Dibreidel Sepihak, Apa yang Salah Dengan TV Kabel ?
KAMIS (29/11/2007), merupakan hari kelabu bagi pengusaha jasa siaran TV Kabel di Kota Palu. Hari itu, kepolisian melakukan pembekuan atau dalam istilah pengusaha TV Kabel --pembreidelan. Tidak tanggung-tanggung, empat puluh stasion jasa penyiaran TV Kabel, dibreidel. Walhasil, tiga puluh ribu pelanggan TV Kabel di Kota Palu menjadi kelabakan. Apa sebenarnya yang salah dengan TV Kabel, hingga kepolisian melakukan breidel tanpa pemberitahuan awal?
Usaha jasa penyiaran TV Kabel mulai muncul di Sulteng pada tahun 1998. Saat itu untuk memenuhi kebutuhan informasi dari beberapa TV swasta nasional, beberapa orang mulai membukan jasa penyiaran TV Kabel dengan istilah plintiran, dimana konsumen masih dari rumah ke rumah dan dalam jumlah yang terbatas. Biasanya dari orang tertentu pada keluarga atau tetangga dekatnya. Maklum pada saat itu – dan hingga kini- tidak semua TV swasta nasional memiliki transmisi relai di Sulteng.
Hingga pada tahun 2004, usaha jasa penyiaran TV kabel mulai marak dan dilakukan banyak orang. Sistem yang dipakaipun mulai bertambah maju dan tidak lagi bergantung pada plintiran. Kini dengan perkembangan teknologi, satu stasion dapat melayani konsumen hingga jangakauan 25 KM.
TV Kabel bagi sebagian besar masyarakat, sangat membantu memenuhi hak dasar mereka, yakni kebutuhan informasi dan hiburan. Kebutuhan informasi yang dijamin UUD 1945 dan UU No. 39 Tahun 1999 tentang Hak Asasi Manusia (HAM), kini terusik karena dibreidel. Tidak jelas alasan yang digunakan kepolisian untuk membreidel TV Kabel. Santer terdengar, alasan yang dijadikan pijakan adalah persoalan izin. Benarkah polisi memiliki kewenangan membreidel TV Kabel?
Mengacu pada UU No. 32 Tahun 2002 tentang Penyiaran, tidak satupun pasal dan ayat dalam UU tersebut, menyebut kepolisian sebagai pihak yang berhak menertibkan dan mencabut izin operasional jasa penyiaran TV Kabel. Pasal 8 Ayat (2d) secara tegas menyatakan institusi yang berkewenangan memberikan sanksi pelanggaran peraturan dan pedoman perilaku penyiaran serta standar program siaran, adalah Komisi Penyiaran Indonesia (KPI).

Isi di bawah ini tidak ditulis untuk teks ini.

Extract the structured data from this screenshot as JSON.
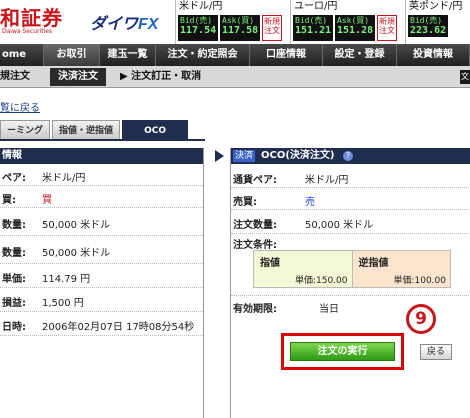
{
  "brand": {
    "logo_text": "和証券",
    "logo_sub": "Daiwa Securities",
    "product_prefix": "ダイワ",
    "product_suffix": "FX"
  },
  "rates": [
    {
      "pair": "米ドル/円",
      "bid_label": "Bid(売)",
      "bid": "117.54",
      "ask_label": "Ask(買)",
      "ask": "117.58",
      "new_label": "新規注文"
    },
    {
      "pair": "ユーロ/円",
      "bid_label": "Bid(売)",
      "bid": "151.21",
      "ask_label": "Ask(買)",
      "ask": "151.28",
      "new_label": "新規注文"
    },
    {
      "pair": "英ポンド/円",
      "bid_label": "Bid(売)",
      "bid": "223.62"
    }
  ],
  "mainnav": [
    "ome",
    "お取引",
    "建玉一覧",
    "注文・約定照会",
    "口座情報",
    "設定・登録",
    "投資情報"
  ],
  "subnav": {
    "item1": "規注文",
    "item2": "決済注文",
    "item3": "▶ 注文訂正・取消",
    "edge": "文"
  },
  "back_link": "覧に戻る",
  "tabs": [
    "ーミング",
    "指値・逆指値",
    "OCO"
  ],
  "left": {
    "header": "情報",
    "rows": [
      {
        "k": "ペア:",
        "v": "米ドル/円"
      },
      {
        "k": "買:",
        "v": "買"
      },
      {
        "k": "数量:",
        "v": "50,000 米ドル"
      },
      {
        "k": "数量:",
        "v": "50,000 米ドル"
      },
      {
        "k": "単価:",
        "v": "114.79 円"
      },
      {
        "k": "損益:",
        "v": "1,500 円"
      },
      {
        "k": "日時:",
        "v": "2006年02月07日 17時08分54秒"
      }
    ]
  },
  "right": {
    "tag": "決済",
    "title": "OCO(決済注文)",
    "help": "?",
    "pair_label": "通貨ペア:",
    "pair_value": "米ドル/円",
    "side_label": "売買:",
    "side_value": "売",
    "qty_label": "注文数量:",
    "qty_value": "50,000 米ドル",
    "cond_label": "注文条件:",
    "limit_label": "指値",
    "limit_value": "単価:150.00",
    "stop_label": "逆指値",
    "stop_value": "単価:100.00",
    "validity_label": "有効期限:",
    "validity_value": "当日"
  },
  "marker": "9",
  "buttons": {
    "execute": "注文の実行",
    "back": "戻る"
  },
  "colors": {
    "brand_red": "#c8161d",
    "nav_dark": "#1f2d4e",
    "execute_green": "#2e9a16",
    "highlight": "#dd0000"
  }
}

Jika dirunut secara teliti, UU No. 32 Tahun 2002 mengenal dua bentuk pelanggaran, yakni pelanggaran kode etik dan pelanggaran non kode etik (teknis administratif). Pelanggaran non kode etik, dapat berupa pelanggaran perizinan, ketentuan jangakauan siaran, ketentuan muatan lokal, hak siar, kepemilikan lembaga penyiaran, laporan keuangan dan lain-lain.

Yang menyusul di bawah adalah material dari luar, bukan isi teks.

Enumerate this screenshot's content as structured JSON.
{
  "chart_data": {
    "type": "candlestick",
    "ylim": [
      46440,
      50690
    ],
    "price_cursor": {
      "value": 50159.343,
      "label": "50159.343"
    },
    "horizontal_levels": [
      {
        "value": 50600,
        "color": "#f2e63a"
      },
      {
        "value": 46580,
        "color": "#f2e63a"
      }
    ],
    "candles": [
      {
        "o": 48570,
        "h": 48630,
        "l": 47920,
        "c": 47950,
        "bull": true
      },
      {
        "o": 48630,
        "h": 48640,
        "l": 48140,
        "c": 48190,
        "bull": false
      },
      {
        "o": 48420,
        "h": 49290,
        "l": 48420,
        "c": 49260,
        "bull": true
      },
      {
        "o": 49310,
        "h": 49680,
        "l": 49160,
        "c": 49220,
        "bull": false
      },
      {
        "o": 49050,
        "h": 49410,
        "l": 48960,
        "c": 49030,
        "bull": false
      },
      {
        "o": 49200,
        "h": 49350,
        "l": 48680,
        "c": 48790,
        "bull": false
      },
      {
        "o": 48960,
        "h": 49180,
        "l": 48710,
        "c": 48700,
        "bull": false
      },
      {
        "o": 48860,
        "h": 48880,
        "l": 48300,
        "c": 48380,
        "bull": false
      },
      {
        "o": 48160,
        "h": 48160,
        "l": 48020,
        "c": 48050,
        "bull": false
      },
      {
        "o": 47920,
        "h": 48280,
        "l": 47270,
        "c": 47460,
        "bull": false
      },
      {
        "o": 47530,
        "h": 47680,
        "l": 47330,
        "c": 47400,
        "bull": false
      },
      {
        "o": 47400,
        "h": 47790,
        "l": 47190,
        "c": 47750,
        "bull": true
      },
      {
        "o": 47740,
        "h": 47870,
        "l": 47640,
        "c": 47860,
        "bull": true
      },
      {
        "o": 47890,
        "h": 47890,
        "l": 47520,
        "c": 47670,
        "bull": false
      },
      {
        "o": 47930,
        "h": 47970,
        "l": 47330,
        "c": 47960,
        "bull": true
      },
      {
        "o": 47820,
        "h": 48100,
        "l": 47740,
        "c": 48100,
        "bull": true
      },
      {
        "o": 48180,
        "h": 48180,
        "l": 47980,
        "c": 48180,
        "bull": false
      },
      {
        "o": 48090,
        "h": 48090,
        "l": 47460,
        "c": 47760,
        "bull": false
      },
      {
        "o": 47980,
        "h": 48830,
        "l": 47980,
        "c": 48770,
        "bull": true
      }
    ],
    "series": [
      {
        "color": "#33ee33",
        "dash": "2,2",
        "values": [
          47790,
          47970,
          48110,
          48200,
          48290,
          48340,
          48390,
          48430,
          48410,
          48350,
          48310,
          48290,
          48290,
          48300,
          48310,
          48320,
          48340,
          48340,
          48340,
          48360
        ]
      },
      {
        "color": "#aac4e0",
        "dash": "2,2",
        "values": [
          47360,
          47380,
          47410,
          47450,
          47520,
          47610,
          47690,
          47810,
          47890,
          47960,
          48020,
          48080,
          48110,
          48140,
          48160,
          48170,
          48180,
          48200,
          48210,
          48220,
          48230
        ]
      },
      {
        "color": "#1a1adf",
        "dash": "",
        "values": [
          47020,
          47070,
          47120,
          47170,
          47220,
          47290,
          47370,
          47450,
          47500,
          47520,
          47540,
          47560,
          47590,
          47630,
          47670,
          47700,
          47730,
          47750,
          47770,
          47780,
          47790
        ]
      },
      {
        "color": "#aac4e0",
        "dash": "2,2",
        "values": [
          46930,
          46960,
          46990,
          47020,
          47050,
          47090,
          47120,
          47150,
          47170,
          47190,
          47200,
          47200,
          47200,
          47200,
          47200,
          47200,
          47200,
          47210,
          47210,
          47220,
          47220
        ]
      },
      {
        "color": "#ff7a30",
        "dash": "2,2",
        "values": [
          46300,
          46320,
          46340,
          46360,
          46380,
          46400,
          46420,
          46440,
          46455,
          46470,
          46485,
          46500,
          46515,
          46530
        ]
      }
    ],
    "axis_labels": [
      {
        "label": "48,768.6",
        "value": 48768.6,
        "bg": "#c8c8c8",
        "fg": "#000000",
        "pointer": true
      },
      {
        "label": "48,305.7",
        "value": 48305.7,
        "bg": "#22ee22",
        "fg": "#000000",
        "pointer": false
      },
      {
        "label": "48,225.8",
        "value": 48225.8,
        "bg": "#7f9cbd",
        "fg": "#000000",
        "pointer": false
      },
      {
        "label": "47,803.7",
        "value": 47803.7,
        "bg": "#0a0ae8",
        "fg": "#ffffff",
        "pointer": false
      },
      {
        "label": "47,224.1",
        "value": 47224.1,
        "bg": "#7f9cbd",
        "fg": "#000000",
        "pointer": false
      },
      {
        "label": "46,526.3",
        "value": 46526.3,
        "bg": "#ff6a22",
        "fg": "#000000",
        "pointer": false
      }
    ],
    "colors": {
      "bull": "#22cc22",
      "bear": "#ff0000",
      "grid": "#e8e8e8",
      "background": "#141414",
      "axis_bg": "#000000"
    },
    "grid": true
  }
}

Pelanggaran dalam bentuk non kode etik, diberikan dua sanksi yakni, pidana dan administratif. Sanksi pidana diberikan jika terjadi pelanggaran, pertama, lembaga penyiaran swasta tidak memberikan kesempatan karyawan untuk memiliki saham perusahaan dan memberikan laba, sebagaimana diatur Pasal 17 Ayat (3). Kedua, terjadi pemusatan kepemilikan dan lembaga penyiaran swasta oleh satu orang atau satu badan hukum, baik di satu wilayah siaran maupun di beberapa wilayah siaran (Pasal 18 Ayat 1) dan terjadi pemilikan silang secara langsung maupun tidak langsung, terhadap lebih dari satu media (Pasal 18 Ayat 2). Ketiga, medirikan lembaga penyiaran asing di Indonesia (Pasal 30 Ayat 1) dan keempat, menyelenggarakan kegiatan penyiaran sebelum mendapat izin (Pasal 33 Ayat 1) serta memindah tangankan izin kepada orang lain (Pasal 34 Ayat 4).
Sedangkan untuk sanksi yang bersifat adiministratif, paling tidak ada 12 pasal dan 15 ayat yang termaktub dalam UU No. 32 Tahun 2002. Adapun yang bertalian langsung dengan TV Kabel sebagai lembaga penyiaran berlangganan adalah, Pertama, lembaga penyiaran berlangganan tidak menyediakan paling sedikitnya sepuluh persen dari kapasitas kanal saluran, untuk menyalurkan program lembaga penyiaran publik dan lembaga penyiaran swasta, serta tidak menyediakan kanal saluran produksi dalam negeri berbanding sepuluh dengan siaran asing. Ketentuan itu diatur dalam Pasal 26 Ayat (2b dan 2c)).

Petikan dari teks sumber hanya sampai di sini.